Nationalists against the nation: 19th century projects for a multinational Europe
Dominique Kirchner Reill specializes in Modern European history with particular emphases on the Nineteenth Century, regionalism, nationalism, Italy, and the Balkans, as well as cultural and intellectual history. She received her Ph.D. from Columbia University in 2007. Currently she is an Assistant Professor at the University of Miami in Florida.

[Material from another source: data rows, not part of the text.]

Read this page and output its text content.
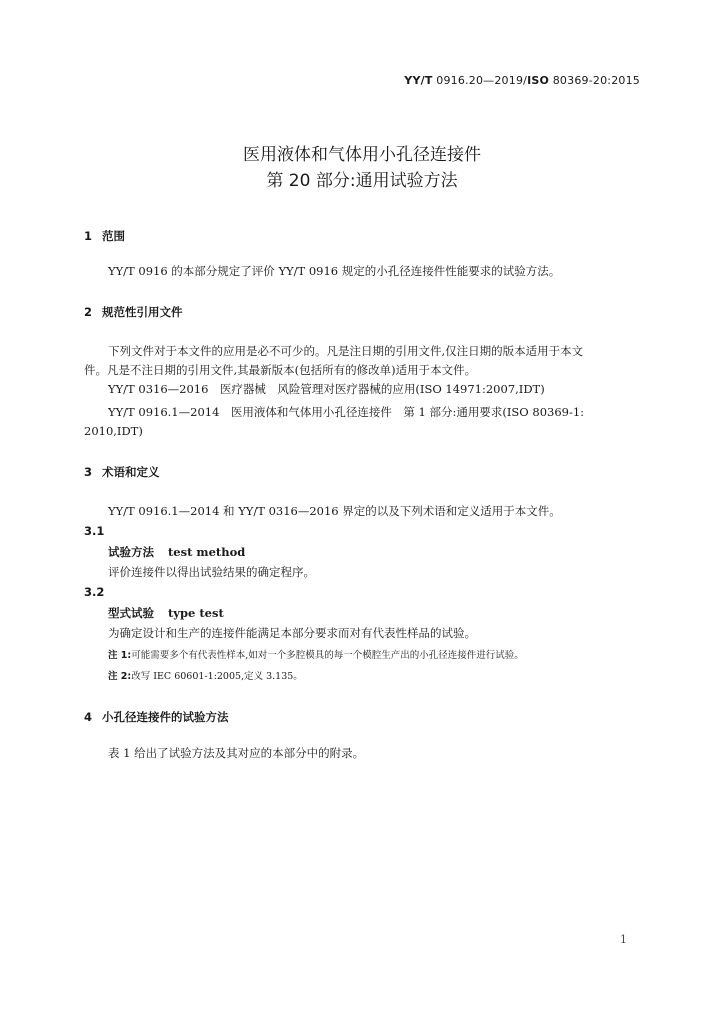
YY/T 0916.20—2019/ISO 80369-20:2015
医用液体和气体用小孔径连接件
第 20 部分:通用试验方法
1 范围
YY/T 0916 的本部分规定了评价 YY/T 0916 规定的小孔径连接件性能要求的试验方法。
2 规范性引用文件
下列文件对于本文件的应用是必不可少的。凡是注日期的引用文件,仅注日期的版本适用于本文
件。凡是不注日期的引用文件,其最新版本(包括所有的修改单)适用于本文件。
YY/T 0316—2016　医疗器械　风险管理对医疗器械的应用(ISO 14971:2007,IDT)
YY/T 0916.1—2014　医用液体和气体用小孔径连接件　第 1 部分:通用要求(ISO 80369-1:
2010,IDT)
3 术语和定义
YY/T 0916.1—2014 和 YY/T 0316—2016 界定的以及下列术语和定义适用于本文件。
3.1
试验方法 test method
评价连接件以得出试验结果的确定程序。
3.2
型式试验 type test
为确定设计和生产的连接件能满足本部分要求而对有代表性样品的试验。
注 1:可能需要多个有代表性样本,如对一个多腔模具的每一个模腔生产出的小孔径连接件进行试验。
注 2:改写 IEC 60601-1:2005,定义 3.135。
4 小孔径连接件的试验方法
表 1 给出了试验方法及其对应的本部分中的附录。
1
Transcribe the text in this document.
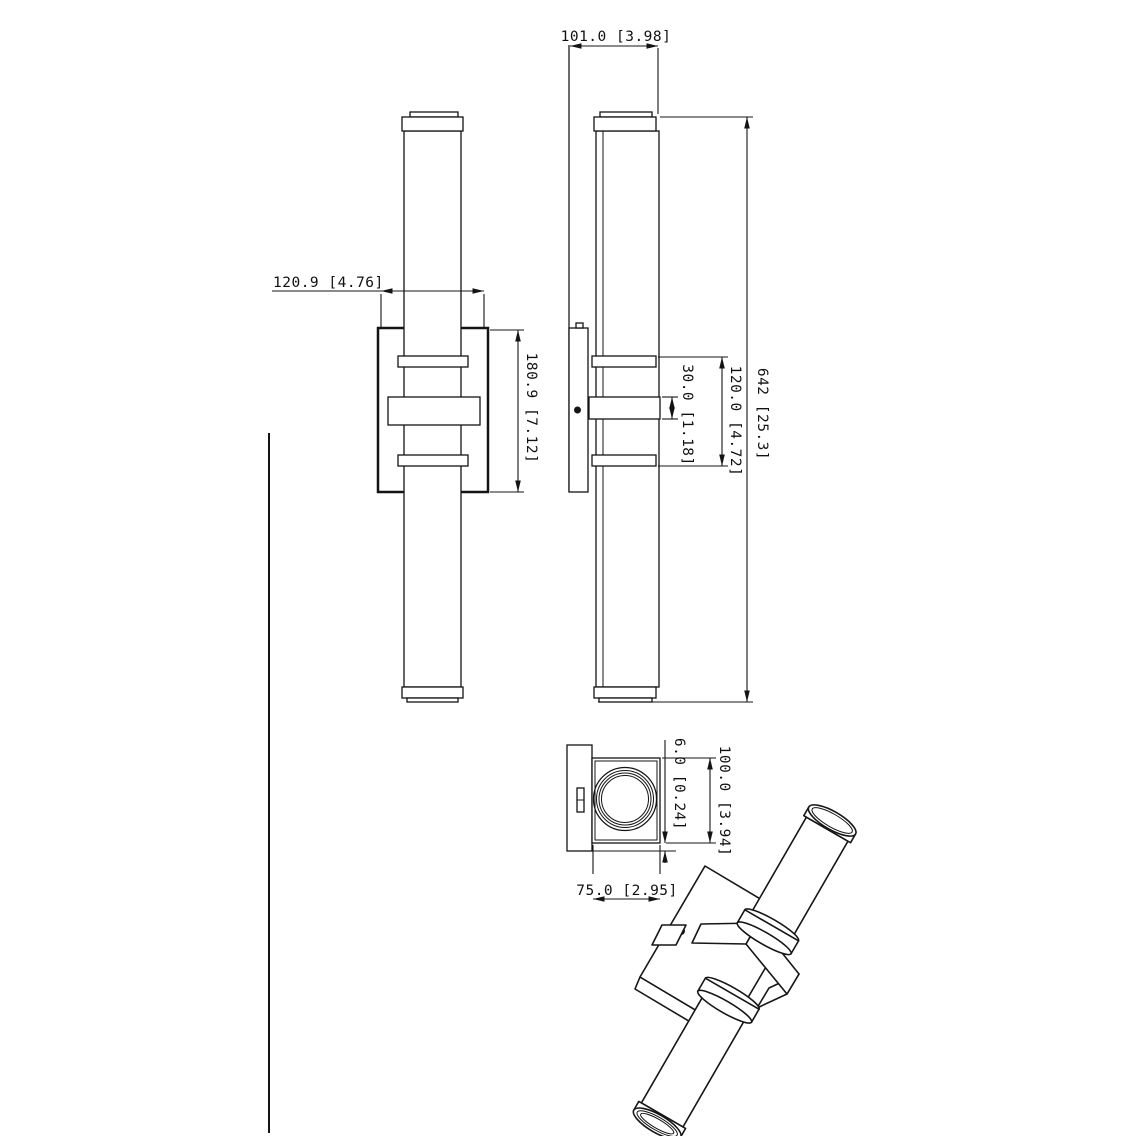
120.9 [4.76]
180.9 [7.12]
101.0 [3.98]
642 [25.3]
120.0 [4.72]
30.0 [1.18]
100.0 [3.94]
6.0 [0.24]
75.0 [2.95]
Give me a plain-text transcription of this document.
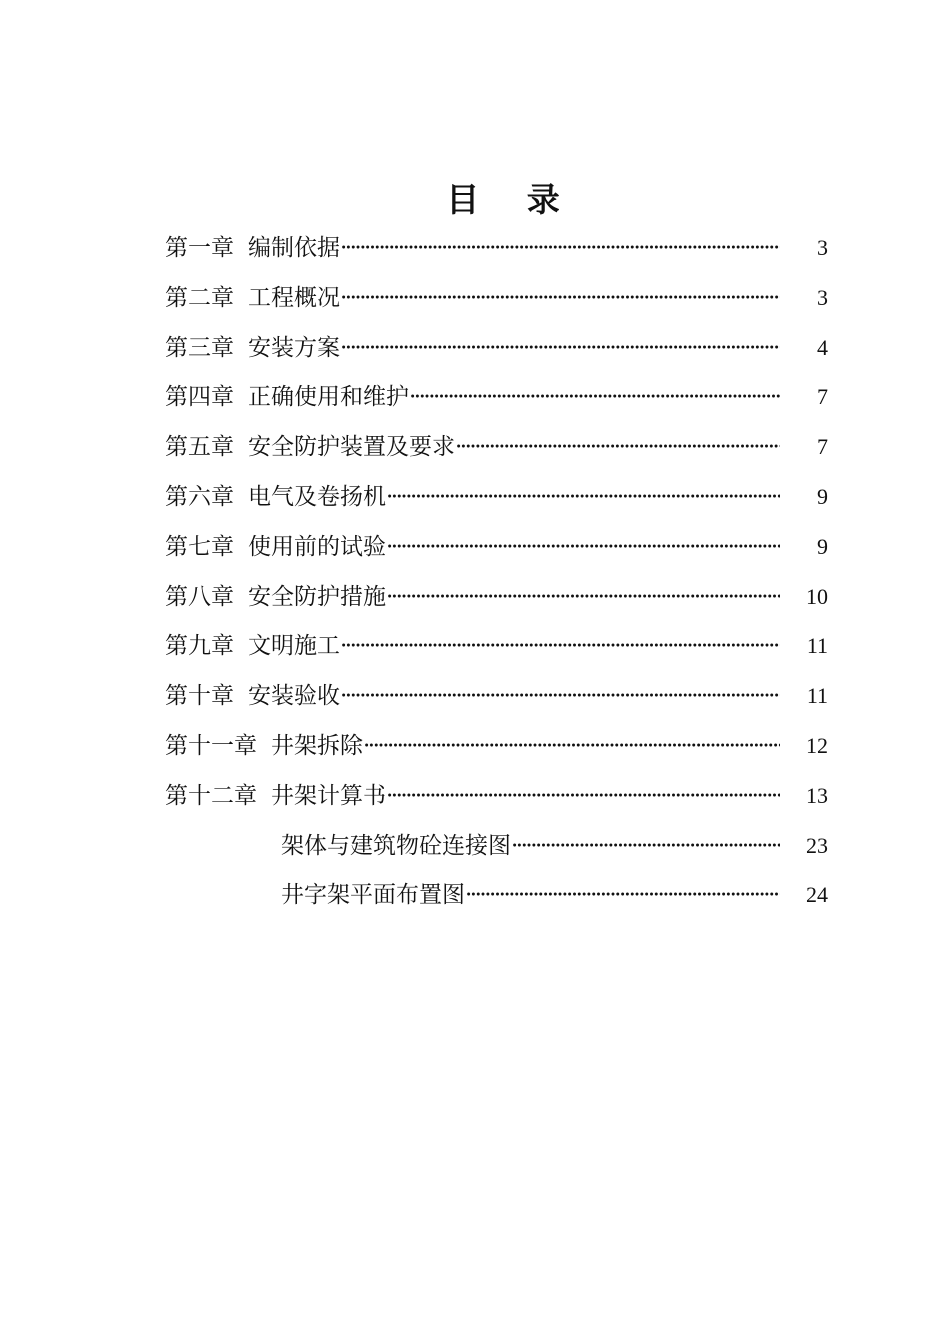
目 录
第一章 编制依据 ·····	3
第二章 工程概况 ·····	3
第三章 安装方案 ·····	4
第四章 正确使用和维护 ·····	7
第五章 安全防护装置及要求 ·····	7
第六章 电气及卷扬机 ·····	9
第七章 使用前的试验 ·····	9
第八章 安全防护措施 ·····	10
第九章 文明施工 ·····	11
第十章 安装验收 ·····	11
第十一章 井架拆除 ·····	12
第十二章 井架计算书 ·····	13
架体与建筑物砼连接图 ·····	23
井字架平面布置图 ·····	24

During her time at the Italian Academy she will be working on finishing her manuscript with the tentative title "Nationalists against the nation: 19th century projects for a multinational Europe," based largely on her dissertation. The book examines a group of local activists living in mid-nineteenth-century Venice, Trieste, and Dalmatia (part of current-day Croatia) who pushed for the formation of a multi-national Adriatic state system along the lines of Belgium and Switzerland. These multi-national activists regarded their project as realist, not utopian, arguing that in a trade-oriented maritime world where Italian, German, and Slavic dialects were used interchangeably, and residents adhered to either Catholic, Christian Orthodox, Jewish, or Protestant faiths, no one language or national identity could be promoted without provoking intolerance and bloodshed. An article based on this research has been published in the volume Different paths to the nation. Regional and national identities in Germany, Italy, and the Habsburg Monarchy, 1830-1870 (2007). Research for this project was conducted in Italy, Slovenia, Croatia, and Serbia and was funded by the Fulbright-Hays Doctoral Dissertation Research Fellowship, the German Marshall Research Fellowship, the Delmas Foundation Grant for Independent Research on Venetian History and Culture, and the Whiting Foundation Fellowship among others.
Professor Reill has also been an active member of Columbia University’s Institute for Social Economic Research and Policy (ISERP) and NYU’s Remarque Institute. At the University of Miami, Professor Reill teaches courses on Nineteenth Century Europe and post-World War II Europe, Italy, and the Balkans.